1, A	−0.4	–	+ 0.1[b]	axial
B	+4.8	+1.8	–	axial
C	0.0	+0.1	–	axial
2, A	−1.4	–	+0.9	axial
B	+8.6	+3.9	–	axial
C	−0.3	+0.8	–	axial
3, A	+1.8	–	+2.3	axial
B	+6.2	+3.6	–	axial
C	+2.1	+2.2	–	axial
4, A	−1.7	–	−1.2	equatorial
B	+2.9	−0.4	–	equatorial
C	−1.9	−2.0	–	equatorial
5, A	−4.3	–	−3.7	equatorial
B	+6.2	+3.3	–	axial
C	+2.0	+2.1	–	axial
6, A	−3.7	–	−3.3	equatorial
B	+6.8	+3.5	–	axial
C	+2.5	+2.7	–	axial
7, A	−6.0	–	−4.4	equatorial
B	+7.7	+5.2	–	axial
C	+1.3	+2.1	–	axial
8, A	+0.2	–	+0.6	axial
B	+4.2	+1.1	–	axial
C	+0.4	+0.3	–	axial
9, A	+0.1	–	+2.2	axial
B	+9.5	+5.1	–	axial
C	+1.7	+2.8	–	axial
10, A	+0.7	–	+0.4	axial
B	+3.0	+1.0	–	equatorial
C	−0.9	−0.4	–	equatorial
11, A	+1.8	–	+1.7	axial
B	+3.9	+2.3	–	axial
C	+0.5	+1.1	–	axial
12, A	+3.7	–	+3.6	axial
B	+0.4	−1.7	–	equatorial
C	−3.7	−3.7	–	equatorial

[a] The conformational preferences of fluorinated piperidine (1–12) and its R=TFA‐(A), HCl‐(B), and NH‐(C)‐analogues. The ΔG values for TFA‐ and for both HCl‐, and NH‐analogues are given in chloroform and water, respectively. All values are given in kcal mol⁻¹. [b] This compound was measured in toluene.

Table 2.

The conformational preferences of 3,5‐difluoropiperidine derivatives.^[a]

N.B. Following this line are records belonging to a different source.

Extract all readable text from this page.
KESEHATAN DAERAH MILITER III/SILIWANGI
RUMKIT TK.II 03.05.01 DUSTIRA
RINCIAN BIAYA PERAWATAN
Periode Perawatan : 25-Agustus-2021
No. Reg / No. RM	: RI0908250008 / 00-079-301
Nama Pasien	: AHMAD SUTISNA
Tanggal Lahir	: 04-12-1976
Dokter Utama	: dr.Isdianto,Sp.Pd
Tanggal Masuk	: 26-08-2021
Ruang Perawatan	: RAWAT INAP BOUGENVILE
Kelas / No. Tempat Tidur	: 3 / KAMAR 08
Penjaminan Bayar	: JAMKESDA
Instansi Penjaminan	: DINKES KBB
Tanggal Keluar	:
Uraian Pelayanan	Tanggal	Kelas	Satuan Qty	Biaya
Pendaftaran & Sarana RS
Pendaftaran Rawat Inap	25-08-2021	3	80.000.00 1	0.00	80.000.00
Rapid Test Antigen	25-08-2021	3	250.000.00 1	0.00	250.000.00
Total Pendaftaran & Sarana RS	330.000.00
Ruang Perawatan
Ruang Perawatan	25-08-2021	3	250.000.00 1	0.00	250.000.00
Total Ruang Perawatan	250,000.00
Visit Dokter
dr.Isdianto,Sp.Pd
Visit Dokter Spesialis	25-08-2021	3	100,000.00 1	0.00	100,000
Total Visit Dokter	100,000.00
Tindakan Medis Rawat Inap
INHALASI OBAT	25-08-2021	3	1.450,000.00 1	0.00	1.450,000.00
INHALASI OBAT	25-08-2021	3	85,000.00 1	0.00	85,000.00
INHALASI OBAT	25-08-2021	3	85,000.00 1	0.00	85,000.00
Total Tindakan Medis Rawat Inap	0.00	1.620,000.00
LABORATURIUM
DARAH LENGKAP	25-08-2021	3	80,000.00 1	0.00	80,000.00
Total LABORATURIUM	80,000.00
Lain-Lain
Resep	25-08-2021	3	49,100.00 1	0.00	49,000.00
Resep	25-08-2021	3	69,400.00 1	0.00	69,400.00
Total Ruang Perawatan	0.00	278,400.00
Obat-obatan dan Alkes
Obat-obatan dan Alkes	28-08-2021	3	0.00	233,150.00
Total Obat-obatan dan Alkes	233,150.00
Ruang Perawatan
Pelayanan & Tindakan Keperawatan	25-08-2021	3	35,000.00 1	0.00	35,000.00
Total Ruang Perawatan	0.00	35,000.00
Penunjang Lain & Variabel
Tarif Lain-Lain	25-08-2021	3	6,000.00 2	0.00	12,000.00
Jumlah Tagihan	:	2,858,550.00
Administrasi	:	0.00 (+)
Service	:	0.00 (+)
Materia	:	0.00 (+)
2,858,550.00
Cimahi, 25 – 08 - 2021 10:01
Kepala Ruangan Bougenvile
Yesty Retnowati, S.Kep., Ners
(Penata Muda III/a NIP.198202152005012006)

Compd.	Solvent	$\Delta G^{298}(a\to e)$ [Kcal mol−1]	μ (a)	μ (e)	Exptl.
R=TFA (2A)	none	−1.4	6.6	2.2	–
	C6H6	+0.1	8.1	2.7	axial
	CHCl3	+0.9	8.9	3.0	axial
	CH2Cl2	+1.4	9.3	3.2	axial
	DMSO	+2.0	9.8	3.3	axial
R=AC (13)	none	−1.6	5.8	2.8	–
	CHCl3	+0.4	8.1	3.8	axial
	DMSO	+1.1	8.9	4.2	axial
R=Piv (14)	none	−2.3	5.2	2.8	–
	CHCl3	−1.0	7.6	3.8	equatorial
	DMSO	+0.5	8.4	4.2	axial
R=Boc (15)	none	−2.4	4.2	2.4	–
	CHCl3	−1.0	5.9	3.1	equatorial
	DMSO	+0.7	6.5	3.3	axial

[a] All values are given in kcal mol⁻¹. The experimental observation is based on ³ J(¹⁹F,¹H) values. See the Supporting Information for more details.